For many uses today, there is a need for a safe version of digital dollars. After the SVB/Signature incident there have been numerous proposals for permanently expanding individuals’ access to money with a higher moneyness factor, including unlimited deposit insurance and CBDC. These options, if considered, should be done so in a fair and public process.

In the short term, a clear improvement over the current state would be developing a clear and reasonable framework for fiat-backed stablecoins, which are already used today to provide functional digital money on top of credible collateral.

Well-designed stablecoins could give retail users and businesses a meaningful asset for managing payments (both domestic and cross-border) and storing value without exposing them to commercial bank credit risk. The MMF industry serves a similar set of purposes today, but nobody treats MMFs as money because they are not functionally built to serve as payments instruments. Effectively-designed stablecoins could serve a purpose similar to CBDC, but would retain the current relationship between individuals’ economic activity and visibility from the government in addition to carrying less operational and execution risk. Other jurisdictions, such as the U.K. and Europe, are already along this path, and it is time for the U.S. to step to the plate.

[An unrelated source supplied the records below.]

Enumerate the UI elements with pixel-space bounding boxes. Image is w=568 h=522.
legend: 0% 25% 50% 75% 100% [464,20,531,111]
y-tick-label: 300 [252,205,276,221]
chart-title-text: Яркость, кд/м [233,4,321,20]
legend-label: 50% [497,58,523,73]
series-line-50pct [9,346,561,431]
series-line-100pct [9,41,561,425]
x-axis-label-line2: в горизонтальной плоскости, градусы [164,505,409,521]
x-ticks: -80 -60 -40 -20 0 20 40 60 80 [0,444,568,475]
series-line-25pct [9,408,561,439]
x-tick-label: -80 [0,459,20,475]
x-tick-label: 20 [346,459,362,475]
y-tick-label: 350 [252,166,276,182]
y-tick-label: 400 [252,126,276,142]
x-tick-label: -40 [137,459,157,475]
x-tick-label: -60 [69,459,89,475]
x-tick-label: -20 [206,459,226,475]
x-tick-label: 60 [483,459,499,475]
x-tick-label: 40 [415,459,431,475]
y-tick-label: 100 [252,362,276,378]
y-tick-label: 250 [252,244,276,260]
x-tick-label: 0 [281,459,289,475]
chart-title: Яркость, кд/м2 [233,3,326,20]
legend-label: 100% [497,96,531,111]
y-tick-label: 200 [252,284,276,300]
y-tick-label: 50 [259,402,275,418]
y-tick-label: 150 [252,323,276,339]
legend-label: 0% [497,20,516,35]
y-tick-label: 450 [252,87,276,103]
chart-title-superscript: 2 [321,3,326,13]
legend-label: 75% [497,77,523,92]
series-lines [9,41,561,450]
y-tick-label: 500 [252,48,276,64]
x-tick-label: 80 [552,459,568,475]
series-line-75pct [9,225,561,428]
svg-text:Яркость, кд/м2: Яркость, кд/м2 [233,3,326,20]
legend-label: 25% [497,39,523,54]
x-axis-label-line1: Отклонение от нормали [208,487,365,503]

Although many details still need to be sorted, it is encouraging to see Congress considering legislation that would solidify the role of stablecoins in the digital economy.

Conclusion

For most Internet-native people, SVB was the first bank failure with significant resonance, and the first major event that spotlighted the role of private credit in underpinning our current system of money. As revealed by decisions made following the events that led to SVB’s deposit outflows, there is a renewed public focus on the potential need to reduce both the role of credit in money creation and the lack of transparency around credit-based monies. Crypto and stablecoins are limited in their reliance on credit, which makes them an attractive option for many applications in today’s interconnected digital world.

Notes

Footnotes

  1. U.S. government debt is conceptually a claim on future government cash flows vis-a-vis collected tax revenue. The riskiness of government debt is predicated on the government’s ability to collect taxes in the future and the assumption that the purchasing power of the dollar in real terms will not erode over time. Testing these assumptions is beyond the scope of this paper.

  2. For example, the current model of USD dominance requires the U.S. to run persistent current account deficits, which requires large amounts of fiscal and household debt and has the downstream effect of eroding the U.S. manufacturing base and bargaining power of workers.